When our kids were born, we did what many parents (I hope) do. We went crazy on organics. But I'm always uncomfortable with trends and sometimes the organic movement feels just a little trendy to me. When things get trendy, I get suspicious.
So last year we started doing something a little different; we started buying shares in local farms and ranches. You paid your gardener/rancher/farmer a portion upfront for the year so they knew how much to produce and had the money to go out and buy their supplies without making leap of faith guesses. Then as the seasons came around, you could go pick up your meat, veggies, fruits, grains, and eggs. You were encouraged to go to the farms and meet the people growing your food, to bring your kids so they could be involved as well. It was such a lovely community to be a part of. We all learned so much, some times too much, from our very enthusiastic gardeners and ranchers. But really, it just felt so good to know who was growing/raising your food.
None of it was certified organic. It was grown by people who knew their job, loved their animals, had generations of experience growing crops and cared deeply that their food was truly healthy. So I assumed the organic movement would mean something special to them, but I found it a sore spot.
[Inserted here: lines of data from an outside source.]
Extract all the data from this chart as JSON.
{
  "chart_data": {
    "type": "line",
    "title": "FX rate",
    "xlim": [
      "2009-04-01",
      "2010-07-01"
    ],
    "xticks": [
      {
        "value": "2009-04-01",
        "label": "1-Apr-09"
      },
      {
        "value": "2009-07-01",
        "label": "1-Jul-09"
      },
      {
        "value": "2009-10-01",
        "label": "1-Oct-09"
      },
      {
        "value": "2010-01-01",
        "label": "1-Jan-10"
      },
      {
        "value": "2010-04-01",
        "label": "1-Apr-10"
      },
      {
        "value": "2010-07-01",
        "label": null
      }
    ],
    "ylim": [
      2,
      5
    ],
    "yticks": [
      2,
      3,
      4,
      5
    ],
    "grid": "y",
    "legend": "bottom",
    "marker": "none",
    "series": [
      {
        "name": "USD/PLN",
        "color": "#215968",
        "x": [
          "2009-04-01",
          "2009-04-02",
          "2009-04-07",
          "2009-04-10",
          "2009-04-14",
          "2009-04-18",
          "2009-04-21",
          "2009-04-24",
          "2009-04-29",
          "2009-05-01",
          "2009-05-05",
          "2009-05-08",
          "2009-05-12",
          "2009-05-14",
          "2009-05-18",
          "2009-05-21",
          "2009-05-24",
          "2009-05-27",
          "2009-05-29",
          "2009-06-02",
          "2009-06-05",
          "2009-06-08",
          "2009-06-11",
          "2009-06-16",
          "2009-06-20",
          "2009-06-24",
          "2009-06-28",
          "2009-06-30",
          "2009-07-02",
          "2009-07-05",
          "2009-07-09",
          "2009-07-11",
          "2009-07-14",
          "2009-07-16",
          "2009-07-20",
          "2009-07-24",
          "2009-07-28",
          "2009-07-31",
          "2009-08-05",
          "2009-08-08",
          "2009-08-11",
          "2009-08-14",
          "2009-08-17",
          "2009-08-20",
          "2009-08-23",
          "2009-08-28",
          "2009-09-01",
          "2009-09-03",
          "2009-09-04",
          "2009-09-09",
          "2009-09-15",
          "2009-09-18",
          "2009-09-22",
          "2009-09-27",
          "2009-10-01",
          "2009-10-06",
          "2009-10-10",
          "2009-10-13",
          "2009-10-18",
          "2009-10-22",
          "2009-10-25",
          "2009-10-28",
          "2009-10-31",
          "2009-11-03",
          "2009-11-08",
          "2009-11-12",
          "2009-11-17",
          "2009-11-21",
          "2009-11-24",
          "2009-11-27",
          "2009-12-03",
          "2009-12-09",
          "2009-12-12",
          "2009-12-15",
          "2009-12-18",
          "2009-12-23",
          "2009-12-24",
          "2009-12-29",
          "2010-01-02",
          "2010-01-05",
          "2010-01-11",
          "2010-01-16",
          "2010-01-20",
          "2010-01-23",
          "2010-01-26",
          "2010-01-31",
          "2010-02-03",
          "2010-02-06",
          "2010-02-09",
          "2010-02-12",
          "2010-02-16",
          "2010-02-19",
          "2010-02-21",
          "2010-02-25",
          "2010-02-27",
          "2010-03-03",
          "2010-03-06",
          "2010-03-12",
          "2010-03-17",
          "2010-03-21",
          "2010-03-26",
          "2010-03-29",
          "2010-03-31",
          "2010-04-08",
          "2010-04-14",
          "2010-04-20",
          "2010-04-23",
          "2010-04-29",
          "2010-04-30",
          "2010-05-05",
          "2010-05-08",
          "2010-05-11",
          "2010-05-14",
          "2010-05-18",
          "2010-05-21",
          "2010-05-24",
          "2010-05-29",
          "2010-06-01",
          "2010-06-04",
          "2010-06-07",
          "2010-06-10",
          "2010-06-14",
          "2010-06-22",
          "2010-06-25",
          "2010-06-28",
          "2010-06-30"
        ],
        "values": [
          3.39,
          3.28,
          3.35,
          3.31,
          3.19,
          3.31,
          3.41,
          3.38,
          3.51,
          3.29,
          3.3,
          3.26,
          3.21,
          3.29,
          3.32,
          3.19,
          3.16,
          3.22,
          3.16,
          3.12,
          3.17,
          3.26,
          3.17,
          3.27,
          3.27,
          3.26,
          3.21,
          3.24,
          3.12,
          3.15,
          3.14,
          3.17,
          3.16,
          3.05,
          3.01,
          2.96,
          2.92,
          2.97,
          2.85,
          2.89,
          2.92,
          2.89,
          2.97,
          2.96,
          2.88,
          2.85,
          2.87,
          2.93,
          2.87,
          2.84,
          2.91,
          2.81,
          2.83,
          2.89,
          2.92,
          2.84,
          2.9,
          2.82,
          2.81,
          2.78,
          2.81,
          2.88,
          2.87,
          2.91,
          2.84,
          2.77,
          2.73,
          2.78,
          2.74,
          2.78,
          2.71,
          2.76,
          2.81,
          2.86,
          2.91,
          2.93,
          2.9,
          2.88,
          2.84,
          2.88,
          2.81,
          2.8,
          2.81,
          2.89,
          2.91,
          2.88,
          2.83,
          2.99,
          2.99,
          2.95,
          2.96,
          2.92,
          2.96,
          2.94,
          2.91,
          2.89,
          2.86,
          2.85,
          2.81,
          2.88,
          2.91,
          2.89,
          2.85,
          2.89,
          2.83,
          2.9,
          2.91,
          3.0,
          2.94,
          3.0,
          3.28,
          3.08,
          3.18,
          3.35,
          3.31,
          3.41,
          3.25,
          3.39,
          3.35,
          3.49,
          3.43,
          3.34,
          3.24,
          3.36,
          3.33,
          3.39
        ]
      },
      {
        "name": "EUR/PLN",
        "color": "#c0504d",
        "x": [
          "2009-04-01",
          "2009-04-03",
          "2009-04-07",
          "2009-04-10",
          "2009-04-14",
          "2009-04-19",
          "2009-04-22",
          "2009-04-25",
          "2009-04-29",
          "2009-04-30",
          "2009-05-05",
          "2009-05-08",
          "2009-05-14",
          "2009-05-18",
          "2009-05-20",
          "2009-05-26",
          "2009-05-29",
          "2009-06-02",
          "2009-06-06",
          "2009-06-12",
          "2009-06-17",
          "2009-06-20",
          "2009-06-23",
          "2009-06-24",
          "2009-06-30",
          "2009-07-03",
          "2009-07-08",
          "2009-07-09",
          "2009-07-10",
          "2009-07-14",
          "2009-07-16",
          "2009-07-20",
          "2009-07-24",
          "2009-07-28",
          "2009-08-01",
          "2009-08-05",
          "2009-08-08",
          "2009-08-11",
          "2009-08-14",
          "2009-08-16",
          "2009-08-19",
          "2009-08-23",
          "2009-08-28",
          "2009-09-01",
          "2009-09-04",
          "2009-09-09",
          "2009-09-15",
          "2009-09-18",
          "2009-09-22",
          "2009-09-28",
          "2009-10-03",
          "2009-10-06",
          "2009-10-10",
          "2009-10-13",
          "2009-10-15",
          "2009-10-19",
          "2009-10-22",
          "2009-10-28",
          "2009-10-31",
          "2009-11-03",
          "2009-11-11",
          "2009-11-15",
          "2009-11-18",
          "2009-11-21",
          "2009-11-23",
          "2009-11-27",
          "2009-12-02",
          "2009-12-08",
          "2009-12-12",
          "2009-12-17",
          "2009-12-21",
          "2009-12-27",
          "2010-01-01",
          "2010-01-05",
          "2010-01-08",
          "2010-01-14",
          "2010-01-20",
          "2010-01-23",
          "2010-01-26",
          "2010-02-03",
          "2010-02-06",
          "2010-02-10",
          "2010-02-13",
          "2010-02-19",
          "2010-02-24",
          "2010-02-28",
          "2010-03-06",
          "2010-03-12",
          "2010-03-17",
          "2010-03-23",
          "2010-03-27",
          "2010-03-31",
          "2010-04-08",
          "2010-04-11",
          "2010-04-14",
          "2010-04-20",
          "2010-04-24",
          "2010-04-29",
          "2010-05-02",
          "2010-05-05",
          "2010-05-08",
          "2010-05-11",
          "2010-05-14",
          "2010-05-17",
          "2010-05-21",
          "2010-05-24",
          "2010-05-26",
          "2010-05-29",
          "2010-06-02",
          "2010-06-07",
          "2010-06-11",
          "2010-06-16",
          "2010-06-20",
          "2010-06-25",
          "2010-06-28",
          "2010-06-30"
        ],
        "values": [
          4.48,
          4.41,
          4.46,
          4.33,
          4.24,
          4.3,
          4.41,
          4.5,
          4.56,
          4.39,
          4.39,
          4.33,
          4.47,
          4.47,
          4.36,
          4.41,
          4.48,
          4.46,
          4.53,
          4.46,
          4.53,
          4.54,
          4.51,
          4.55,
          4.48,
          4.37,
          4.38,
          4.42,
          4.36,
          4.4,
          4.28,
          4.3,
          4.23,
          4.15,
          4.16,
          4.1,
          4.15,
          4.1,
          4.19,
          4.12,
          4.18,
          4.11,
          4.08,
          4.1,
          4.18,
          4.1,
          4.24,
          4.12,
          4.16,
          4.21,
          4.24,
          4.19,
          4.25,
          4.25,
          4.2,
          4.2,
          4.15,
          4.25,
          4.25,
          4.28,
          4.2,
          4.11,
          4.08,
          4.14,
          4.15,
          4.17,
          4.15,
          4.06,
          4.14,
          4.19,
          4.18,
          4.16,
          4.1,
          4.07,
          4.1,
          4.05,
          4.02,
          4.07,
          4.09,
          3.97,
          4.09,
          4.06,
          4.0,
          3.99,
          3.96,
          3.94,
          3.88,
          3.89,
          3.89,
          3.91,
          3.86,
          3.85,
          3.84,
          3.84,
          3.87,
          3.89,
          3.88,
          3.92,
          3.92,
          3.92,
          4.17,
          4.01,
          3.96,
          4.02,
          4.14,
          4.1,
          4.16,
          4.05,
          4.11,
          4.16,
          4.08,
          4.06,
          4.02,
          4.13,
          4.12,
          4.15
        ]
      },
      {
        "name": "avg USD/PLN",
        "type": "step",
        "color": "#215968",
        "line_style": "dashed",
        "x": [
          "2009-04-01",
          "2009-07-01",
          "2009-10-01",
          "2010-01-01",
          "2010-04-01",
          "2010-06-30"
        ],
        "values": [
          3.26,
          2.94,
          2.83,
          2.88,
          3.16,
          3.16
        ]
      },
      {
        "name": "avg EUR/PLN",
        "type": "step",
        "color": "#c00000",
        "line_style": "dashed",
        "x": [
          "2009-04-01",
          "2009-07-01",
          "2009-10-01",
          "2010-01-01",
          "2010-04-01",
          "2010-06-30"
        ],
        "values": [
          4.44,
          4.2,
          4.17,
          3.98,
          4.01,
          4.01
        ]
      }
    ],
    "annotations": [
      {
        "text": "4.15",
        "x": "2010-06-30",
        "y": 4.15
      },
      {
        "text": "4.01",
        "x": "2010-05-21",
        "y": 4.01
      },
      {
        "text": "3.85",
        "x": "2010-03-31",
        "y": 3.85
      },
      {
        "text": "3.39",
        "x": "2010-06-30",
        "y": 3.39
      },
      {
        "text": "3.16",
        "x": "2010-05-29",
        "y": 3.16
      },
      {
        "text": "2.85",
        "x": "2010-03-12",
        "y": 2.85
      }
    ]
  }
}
I learned to not even mention it. I guess everyone has a side to the story.
I feel better knowing there is a certification that applies to things when I don't know where it's coming from but I can also certainly sympathize with the farmers who can't afford the organic certification and can't compete with the big companies who can. They just want to do what they know and love. No fuss, no muss.
All that to say....when I started looking at bringing in eco fabrics to the shop, I really shied away from the organic producers (whom I respect so much!) because I was curious if there wasn't something beyond organic for fabric as well. What I found was a bit of a pleasant surprise.
First, there are really smart people who know a whole lot about fabric and how to produce it.
Second, there are a lot of great fiber options when it comes to fabric. Just smart options.
On spec. I loved what hemp offers in terms of ecology and comfort. It not a plant that needs any sort of pesticides or herbicides, it's not easily beaten I guess. It gets its moisture from way down low in the ground and so it needs little watering. So while hemp is not often given the label 'organic', it is just assumed. It's like it's soared beyond organic!
What does hemp fabric offer us? Well I wanted to find that out too and so I took it for a little spin. I knew, from the producers of the fabric, that hemp is kind to your skin, protects from UV rays, absorbent, and one of those rare fabrics that is tough enough to last forever (some of the earliest clothing remains ever found were made from hemp...so that will last a few loads) but it also softens and gets better with age. That sounds like a lounging around t-shirt fabric to me - a great appreciator of a good lounge.
I'm used to working with the silky feel of both the Stenzo lines as well the bamboo lines I carry in the store. I would get married in any of those...but this hemp jersey felt really different. It has a definite texture, or slub to it but it feels soft and cool. I almost felt like the pattern I chose was too blouse-y for the fabric and I think the next time I use it, and there will be a next time, I would opt for a basic t-shirt or a simple tunic; yoga pants would be amazing in it. I'm drawn to simple things with this fabric. To comfort and every day life.
So to sum up my experience with hemp fabric; it was different than I thought and yet more than I expected. It feels beautiful on and I'm enjoying the simplicity of it. It breathes, it flows, and it's just so gosh darn comfortable. It's been through the wash a couple of times now and the colour remains true. It is softening, the texture almost blending into itself. It's the shirt I reach for in the morning and feel comfortable and appropriately dressed all day, no matter what. And that's worth a lot!